L’Utilitarisme de John Stuart Mill est avant toute chose un traité de morale. L’auteur y développe une approche que l’on qualifie de « conséquentialiste » en ceci qu’elle définit la moralité d’une action en appréciant ses conséquences plutôt que son intention. Cette approche s’oppose à la morale « intentionniste », qui définit au contraire la moralité d’une action en appréciant son intention plutôt que les conséquences.
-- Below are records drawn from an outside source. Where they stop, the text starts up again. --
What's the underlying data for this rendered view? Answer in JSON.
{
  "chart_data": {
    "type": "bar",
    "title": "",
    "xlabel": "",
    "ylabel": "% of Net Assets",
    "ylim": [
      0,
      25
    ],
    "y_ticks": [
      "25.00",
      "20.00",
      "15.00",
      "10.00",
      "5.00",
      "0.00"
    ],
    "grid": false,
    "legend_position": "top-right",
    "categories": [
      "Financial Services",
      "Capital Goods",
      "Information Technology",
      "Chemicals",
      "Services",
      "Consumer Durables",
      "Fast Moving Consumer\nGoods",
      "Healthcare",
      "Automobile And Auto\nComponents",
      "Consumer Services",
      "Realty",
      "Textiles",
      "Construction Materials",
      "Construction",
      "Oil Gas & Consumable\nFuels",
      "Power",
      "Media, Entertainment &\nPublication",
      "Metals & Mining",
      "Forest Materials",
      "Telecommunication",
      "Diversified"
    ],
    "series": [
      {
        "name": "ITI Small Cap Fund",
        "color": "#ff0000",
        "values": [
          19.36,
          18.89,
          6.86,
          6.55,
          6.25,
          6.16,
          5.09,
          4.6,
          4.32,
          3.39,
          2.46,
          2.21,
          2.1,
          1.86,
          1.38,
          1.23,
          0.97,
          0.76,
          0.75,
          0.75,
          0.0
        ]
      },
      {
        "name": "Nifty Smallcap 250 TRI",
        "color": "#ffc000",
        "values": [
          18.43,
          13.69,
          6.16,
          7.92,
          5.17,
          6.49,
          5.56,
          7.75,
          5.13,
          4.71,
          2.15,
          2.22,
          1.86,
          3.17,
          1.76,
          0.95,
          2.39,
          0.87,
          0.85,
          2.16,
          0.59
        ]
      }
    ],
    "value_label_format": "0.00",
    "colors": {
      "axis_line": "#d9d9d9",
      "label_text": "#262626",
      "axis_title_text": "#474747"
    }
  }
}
Aussi John Stuart Mill annonce-t-il dès le début de son ouvrage son désaccord fondamental avec Emmanuel Kant, philosophe des Lumières par excellence, dont toute la morale est fondée sur un impératif catégorique : « Agis de telle sorte que la règle selon laquelle tu agis puisse être adoptée comme loi par tous les êtres raisonnables. » Bien sûr, le court essai du philosophe écossais n’a pas la densité des traités de morale écrits par son homologue allemand, mais c’est sans doute là toute son originalité et sa puissance : John Stuart Mill ne cherche pas à établir un système de morale parfait, mais s’attache avant tout à comprendre les implications sociales de sa philosophie. D’où la résonnance très politique de ce livre dont l’objectif est de défendre et de promouvoir une morale qui vise au plus grand bonheur du plus grand nombre.

2. L’utilitarisme vise au plus grand bonheur du plus grand nombre

L’utilitarisme, comme tout système moral, n’est pas une science, mais un art : la théorie générale y précède les vérités particulières. En la matière, on ne doit pas déterminer a priori ce qui relève du bien ou du mal à partir d’une certitude déjà acquise, fondée sur une conception particulière et figée de la vérité, mais bien de ce qui résulte de nos actes. La morale ne doit donc pas découler des intuitions des individus, mais être guidée par la raison et nourrie par l’expérience.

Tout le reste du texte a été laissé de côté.